System prompt
A system prompt is the initial instruction given to an LLM at the start of a session that sets behaviour, persona, output format, and constraints — distinct from user messages that follow. The system prompt is the primary mechanism for steering an LLM toward a specific use case without fine-tuning.
System prompts are the highest-leverage knob in production LLM applications. A well-designed system prompt: states the role precisely ('You are a code-review assistant'), defines the output format ('respond in JSON matching this schema'), enumerates constraints ('never recommend libraries not in our allowlist'), includes few-shot examples for unusual tasks, and uses structural tags (XML, markdown) to organise sections. The discipline is closer to product design than to engineering: iterate, measure, refine.
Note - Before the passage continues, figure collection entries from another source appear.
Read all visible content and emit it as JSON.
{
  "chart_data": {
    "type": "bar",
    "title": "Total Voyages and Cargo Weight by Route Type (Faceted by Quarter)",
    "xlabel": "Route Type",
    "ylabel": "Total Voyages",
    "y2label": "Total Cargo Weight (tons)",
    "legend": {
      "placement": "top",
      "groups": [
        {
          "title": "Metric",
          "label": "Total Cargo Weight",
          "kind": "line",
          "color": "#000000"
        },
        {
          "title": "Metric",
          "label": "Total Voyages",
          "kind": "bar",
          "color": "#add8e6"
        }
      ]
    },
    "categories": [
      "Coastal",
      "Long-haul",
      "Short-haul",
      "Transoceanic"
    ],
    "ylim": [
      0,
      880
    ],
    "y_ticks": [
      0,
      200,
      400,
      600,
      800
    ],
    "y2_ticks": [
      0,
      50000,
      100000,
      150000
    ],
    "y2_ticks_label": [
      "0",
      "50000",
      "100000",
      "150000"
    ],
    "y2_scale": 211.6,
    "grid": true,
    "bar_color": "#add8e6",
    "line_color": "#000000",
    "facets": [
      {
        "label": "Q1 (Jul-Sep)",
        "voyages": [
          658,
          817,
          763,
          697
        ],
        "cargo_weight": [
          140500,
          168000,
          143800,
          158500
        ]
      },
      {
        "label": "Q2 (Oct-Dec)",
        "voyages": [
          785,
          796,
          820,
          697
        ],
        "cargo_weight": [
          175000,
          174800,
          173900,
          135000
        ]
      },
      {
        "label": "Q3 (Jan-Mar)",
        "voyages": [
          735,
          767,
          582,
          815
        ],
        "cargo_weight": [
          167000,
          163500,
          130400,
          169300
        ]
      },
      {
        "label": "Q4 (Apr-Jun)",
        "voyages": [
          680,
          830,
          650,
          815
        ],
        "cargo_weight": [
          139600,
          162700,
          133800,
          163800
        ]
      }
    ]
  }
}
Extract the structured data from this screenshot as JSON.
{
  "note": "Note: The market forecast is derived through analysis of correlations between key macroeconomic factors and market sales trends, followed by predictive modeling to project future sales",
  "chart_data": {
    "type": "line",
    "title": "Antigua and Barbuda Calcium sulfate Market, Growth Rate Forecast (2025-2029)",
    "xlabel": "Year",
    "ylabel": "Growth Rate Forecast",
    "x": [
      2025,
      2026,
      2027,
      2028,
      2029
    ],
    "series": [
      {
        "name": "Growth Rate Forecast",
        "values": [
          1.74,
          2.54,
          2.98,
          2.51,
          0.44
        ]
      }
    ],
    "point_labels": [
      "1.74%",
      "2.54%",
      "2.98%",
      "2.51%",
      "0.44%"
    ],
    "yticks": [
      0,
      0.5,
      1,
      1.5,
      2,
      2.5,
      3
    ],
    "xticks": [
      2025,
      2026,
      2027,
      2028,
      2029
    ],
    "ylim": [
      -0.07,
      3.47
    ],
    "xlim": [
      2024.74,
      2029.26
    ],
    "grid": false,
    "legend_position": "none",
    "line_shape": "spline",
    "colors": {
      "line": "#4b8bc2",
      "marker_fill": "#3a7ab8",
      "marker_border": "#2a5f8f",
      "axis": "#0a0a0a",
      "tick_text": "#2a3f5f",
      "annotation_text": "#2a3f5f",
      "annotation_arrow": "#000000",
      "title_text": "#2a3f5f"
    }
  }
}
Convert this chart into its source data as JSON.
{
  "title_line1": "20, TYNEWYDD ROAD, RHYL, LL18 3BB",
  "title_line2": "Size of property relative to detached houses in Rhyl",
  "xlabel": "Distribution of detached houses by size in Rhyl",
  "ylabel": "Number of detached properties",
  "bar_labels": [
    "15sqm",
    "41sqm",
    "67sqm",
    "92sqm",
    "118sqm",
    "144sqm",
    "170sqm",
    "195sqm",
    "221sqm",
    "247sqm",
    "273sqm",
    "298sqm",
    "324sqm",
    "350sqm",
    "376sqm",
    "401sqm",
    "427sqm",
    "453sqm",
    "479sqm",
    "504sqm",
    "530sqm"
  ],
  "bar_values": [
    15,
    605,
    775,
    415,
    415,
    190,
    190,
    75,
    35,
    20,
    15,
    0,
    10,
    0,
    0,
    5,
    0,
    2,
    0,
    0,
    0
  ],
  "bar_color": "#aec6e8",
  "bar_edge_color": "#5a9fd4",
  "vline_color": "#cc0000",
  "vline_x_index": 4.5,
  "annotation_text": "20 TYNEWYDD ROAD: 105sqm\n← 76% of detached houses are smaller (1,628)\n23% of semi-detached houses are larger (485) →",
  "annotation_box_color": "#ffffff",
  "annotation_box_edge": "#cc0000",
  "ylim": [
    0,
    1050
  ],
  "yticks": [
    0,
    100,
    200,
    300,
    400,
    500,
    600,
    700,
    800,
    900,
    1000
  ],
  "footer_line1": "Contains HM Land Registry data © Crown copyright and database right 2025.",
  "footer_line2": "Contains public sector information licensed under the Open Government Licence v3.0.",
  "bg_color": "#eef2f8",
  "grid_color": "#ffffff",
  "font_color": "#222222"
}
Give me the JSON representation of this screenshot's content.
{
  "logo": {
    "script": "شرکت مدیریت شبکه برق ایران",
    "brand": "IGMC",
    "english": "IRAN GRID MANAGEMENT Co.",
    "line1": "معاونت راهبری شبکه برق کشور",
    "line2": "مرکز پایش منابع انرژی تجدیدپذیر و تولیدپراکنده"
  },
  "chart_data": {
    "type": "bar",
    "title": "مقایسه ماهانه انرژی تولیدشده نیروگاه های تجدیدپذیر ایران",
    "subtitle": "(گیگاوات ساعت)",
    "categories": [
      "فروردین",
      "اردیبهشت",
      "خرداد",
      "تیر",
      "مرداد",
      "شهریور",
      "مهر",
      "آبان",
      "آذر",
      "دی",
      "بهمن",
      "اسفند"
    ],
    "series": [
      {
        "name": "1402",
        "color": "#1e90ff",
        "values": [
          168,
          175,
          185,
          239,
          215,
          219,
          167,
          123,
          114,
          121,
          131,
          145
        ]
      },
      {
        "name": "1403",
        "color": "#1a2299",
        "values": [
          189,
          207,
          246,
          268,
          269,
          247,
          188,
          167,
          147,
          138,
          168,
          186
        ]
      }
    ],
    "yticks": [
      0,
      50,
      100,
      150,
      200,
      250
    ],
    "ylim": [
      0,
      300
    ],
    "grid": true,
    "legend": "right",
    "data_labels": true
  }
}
Production prompts often span hundreds or thousands of tokens; the investment pays back across millions of inferences.
Related terms
- Prompt engineering for software teams
Prompt engineering for software teams is the discipline of writing prompts that consistently produce useful output from LLMs in engineering workflows — code generation, test authoring, PR review, technical writing.
- Few-shot prompting
Few-shot prompting provides the model with example input-output pairs in the prompt to demonstrate the desired pattern before asking it to handle the actual input.
- Structured output
Structured output is the LLM feature that guarantees the response matches a provided schema (JSON Schema, Zod, Pydantic) — eliminating the parsing failures and format drift that plagued early LLM applications.